The communist-era map has the group reaching the village from Okshtun (which I visited a couple of posts ago), then making an anti-clockwise circuit as far as the village of Qarrishtë, on the other side of a tributary of the Shkumbini river. The Brits have the group arriving at a ridge above Fushe-Studën and making for a ‘saddle’ in the hills opposite before heading over the highest part of the mountain. No river is mentioned, not that this means they didn’t cross one.
I’m 99% certain I stood on the same ridge as Davies. As far as I can see, there’s a shortlist of one, assuming you’ve arrived on the mule track from Okshtun. You can see the ‘saddle’ opposite. There’s even an old trail that leads up it (which I walked the following day). But the communist maps had the party striking off to the right (west, really), which would have them climbing the track over the hills behind the Hasa Hotel. The circuit would then have them re-crossing the road to the east.
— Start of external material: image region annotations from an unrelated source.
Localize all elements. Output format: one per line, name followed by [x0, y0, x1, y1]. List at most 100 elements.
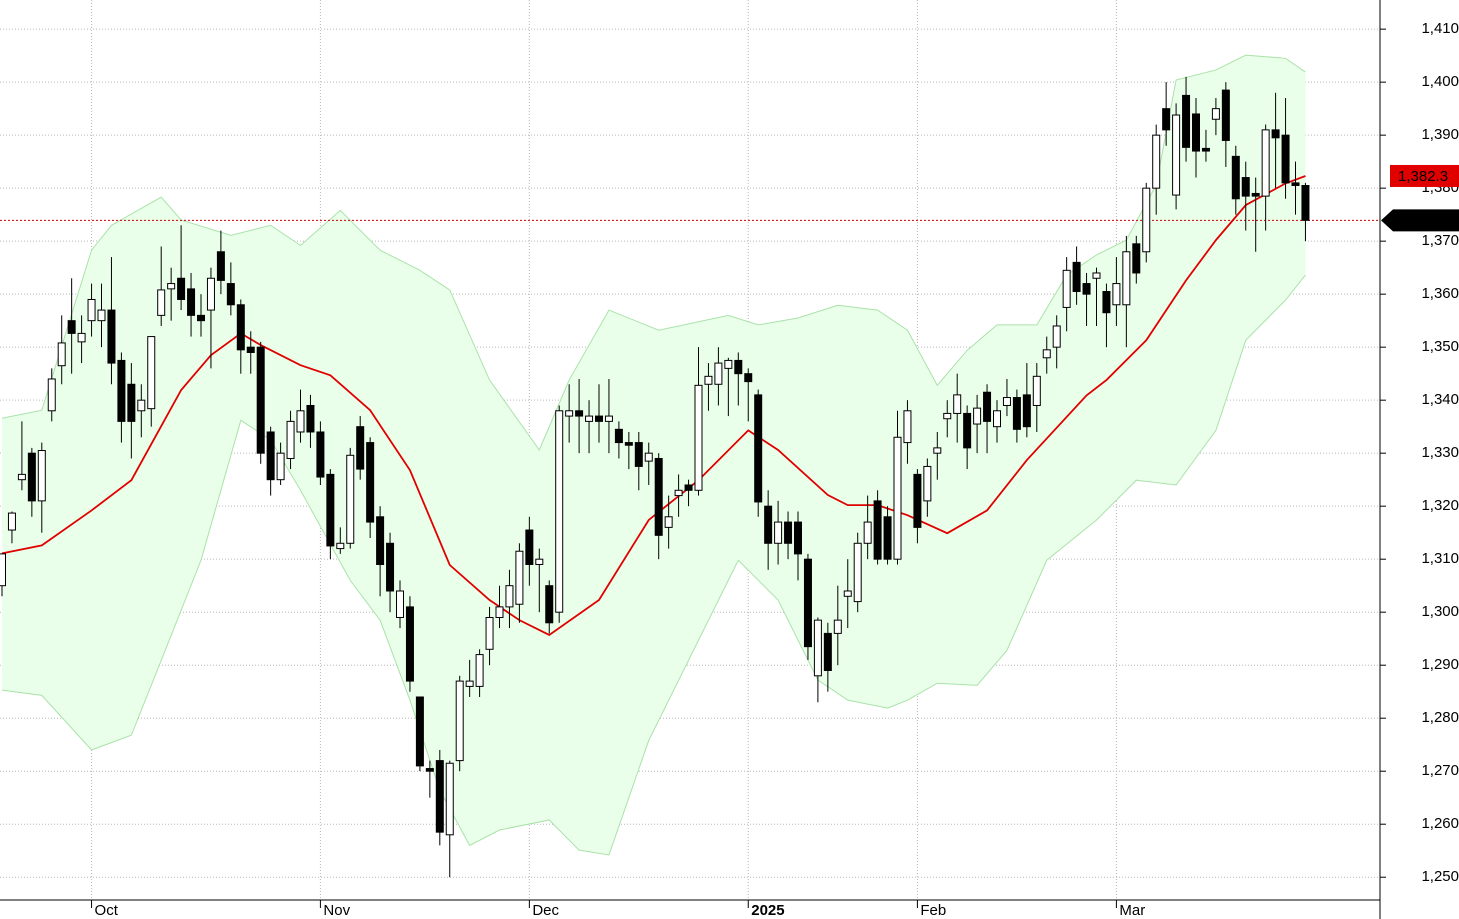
candle: [216, 230, 225, 295]
candle: [1221, 82, 1230, 167]
candle-body: [236, 304, 245, 351]
candle: [226, 262, 235, 316]
x-tick-label: Oct: [95, 902, 119, 919]
candle-body: [1301, 185, 1310, 221]
candle: [7, 511, 16, 544]
candle-body: [923, 465, 932, 502]
y-tick-label: 1,250: [1421, 868, 1459, 885]
candle-body: [1172, 114, 1181, 196]
candle-body: [1012, 397, 1021, 430]
candle: [246, 331, 255, 374]
x-tick-label: Feb: [920, 902, 946, 919]
candle: [654, 453, 663, 560]
candle: [1052, 315, 1061, 369]
candle: [754, 389, 763, 517]
candle-body: [1042, 349, 1051, 359]
candle-body: [316, 431, 325, 478]
candle: [575, 378, 584, 454]
candle: [664, 495, 673, 549]
candle: [993, 400, 1001, 443]
candle: [67, 278, 76, 374]
candle-body: [515, 550, 524, 605]
candle-body: [435, 760, 444, 833]
ma-price-box: [1390, 164, 1459, 187]
candle: [1042, 336, 1051, 374]
candle-body: [127, 383, 136, 422]
candle-body: [405, 606, 414, 682]
candle: [1102, 283, 1111, 348]
candle: [973, 394, 982, 454]
candle: [953, 373, 962, 443]
last-price-label: 1,373.93: [1398, 212, 1456, 229]
candle: [893, 410, 902, 565]
candle-body: [485, 616, 494, 650]
candle: [614, 421, 623, 459]
candle: [77, 315, 86, 364]
candle: [117, 352, 126, 443]
candle-body: [1062, 269, 1071, 308]
y-tick-label: 1,400: [1421, 73, 1459, 90]
candle-body: [1271, 129, 1280, 139]
candle-body: [664, 516, 673, 528]
candle-body: [415, 696, 424, 767]
candle-body: [903, 410, 912, 444]
candle: [674, 474, 683, 517]
candle-body: [1241, 177, 1250, 197]
candle-body: [754, 394, 763, 503]
candle: [495, 585, 504, 629]
candle-body: [535, 558, 544, 565]
candle-body: [993, 410, 1001, 428]
candle-body: [843, 590, 852, 597]
candle-body: [296, 410, 305, 433]
candle-body: [1192, 113, 1200, 152]
candle-body: [366, 442, 375, 523]
candle: [366, 437, 375, 538]
candle-body: [1152, 134, 1161, 189]
candle-body: [913, 473, 922, 528]
candle-body: [276, 452, 285, 481]
candle: [883, 506, 892, 565]
candle: [455, 675, 464, 772]
candle: [415, 696, 424, 772]
candle: [266, 426, 275, 496]
candle: [326, 469, 335, 560]
candle-body: [47, 378, 56, 412]
candle-body: [1261, 129, 1270, 197]
candle-body: [1052, 325, 1061, 348]
y-tick-label: 1,410: [1421, 20, 1459, 37]
candle: [465, 659, 474, 697]
candle-body: [1221, 89, 1230, 141]
candle: [346, 447, 355, 549]
candle-body: [873, 500, 882, 560]
candle: [57, 315, 66, 385]
candle-body: [1072, 261, 1081, 293]
candle: [1192, 98, 1200, 178]
candle: [595, 384, 603, 443]
candle: [1082, 272, 1091, 326]
candle: [316, 421, 325, 485]
candle: [1012, 389, 1021, 443]
candle: [435, 750, 444, 846]
candle-body: [853, 542, 862, 603]
candle-body: [963, 412, 972, 449]
candle: [724, 357, 733, 417]
candle: [784, 511, 793, 560]
candle: [1132, 235, 1141, 284]
candle-body: [206, 277, 215, 311]
y-tick-label: 1,360: [1421, 285, 1459, 302]
candle: [296, 389, 305, 443]
candle: [445, 760, 454, 878]
candle: [1182, 76, 1191, 162]
x-tick-label: Nov: [323, 902, 350, 919]
candle: [306, 394, 315, 448]
candle: [1112, 257, 1121, 326]
candle-body: [465, 680, 474, 687]
candle-body: [744, 373, 753, 383]
candle-body: [1022, 394, 1031, 428]
candle-body: [256, 346, 265, 454]
candle: [505, 569, 514, 629]
candle-body: [177, 277, 186, 300]
candle: [585, 400, 594, 454]
candle-body: [326, 473, 335, 547]
candle: [1162, 82, 1171, 146]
Trouble with this is Nicholls’ diary says when they re-cross the road they were forced to climb an almost impossibly steep mountain. And the steep stuff is to the west of Fushe-Studën, not the east.
Does this really matter? Well, it does to me. Thankfully, I’ve since been lucky enough to spend some quality time with the unpublished memoirs of Kadri Hoxha (no relation to Enver), a local partisan leader who was guiding the group. His beautifully rendered map has the group arriving at Fushe-Studën, and making a clockwise circuit. They never crossed the river; instead spending several freezing hours lost in the woods on the mountain that separates Fushe-Studën from the river. This ties in with the topography and the Nicholls diary. The simple explanation for the confusion is that Enver Hoxha’s memory was slightly dodgy after three decades of absolute power (he wrote The Anglo-American Threat in the Seventies).
Why didn’t Enver’s minions ask Kadri’s advice? Probably because he spent 40 or so years after the war in the slammer as a suspected British spy.
Anyway, with light fading and confusion reigning I headed back to the Hasa Hotel, looking forward to a big plate of mish (lamb), pilaf (rice) and një gotë verë të kuqe (a glass of red wine). “No mish,” Hasa told me quite definitely, after a bottle of red had been opened. “Peshk“. So peshk it was – turns out the Hasa Hotel’s redeeming feature are several large fish tanks fed by a fresh-water spring. Hasa’s wife produced a truly delicious fish supper that would make put a smile on any tired trekker’s face. With strict instructions on the importance of bathroom hygiene, and an enquiry into the hot water situation, the Hasa Hotel might just find its way onto the Endurance Vile Trail itinerary after all.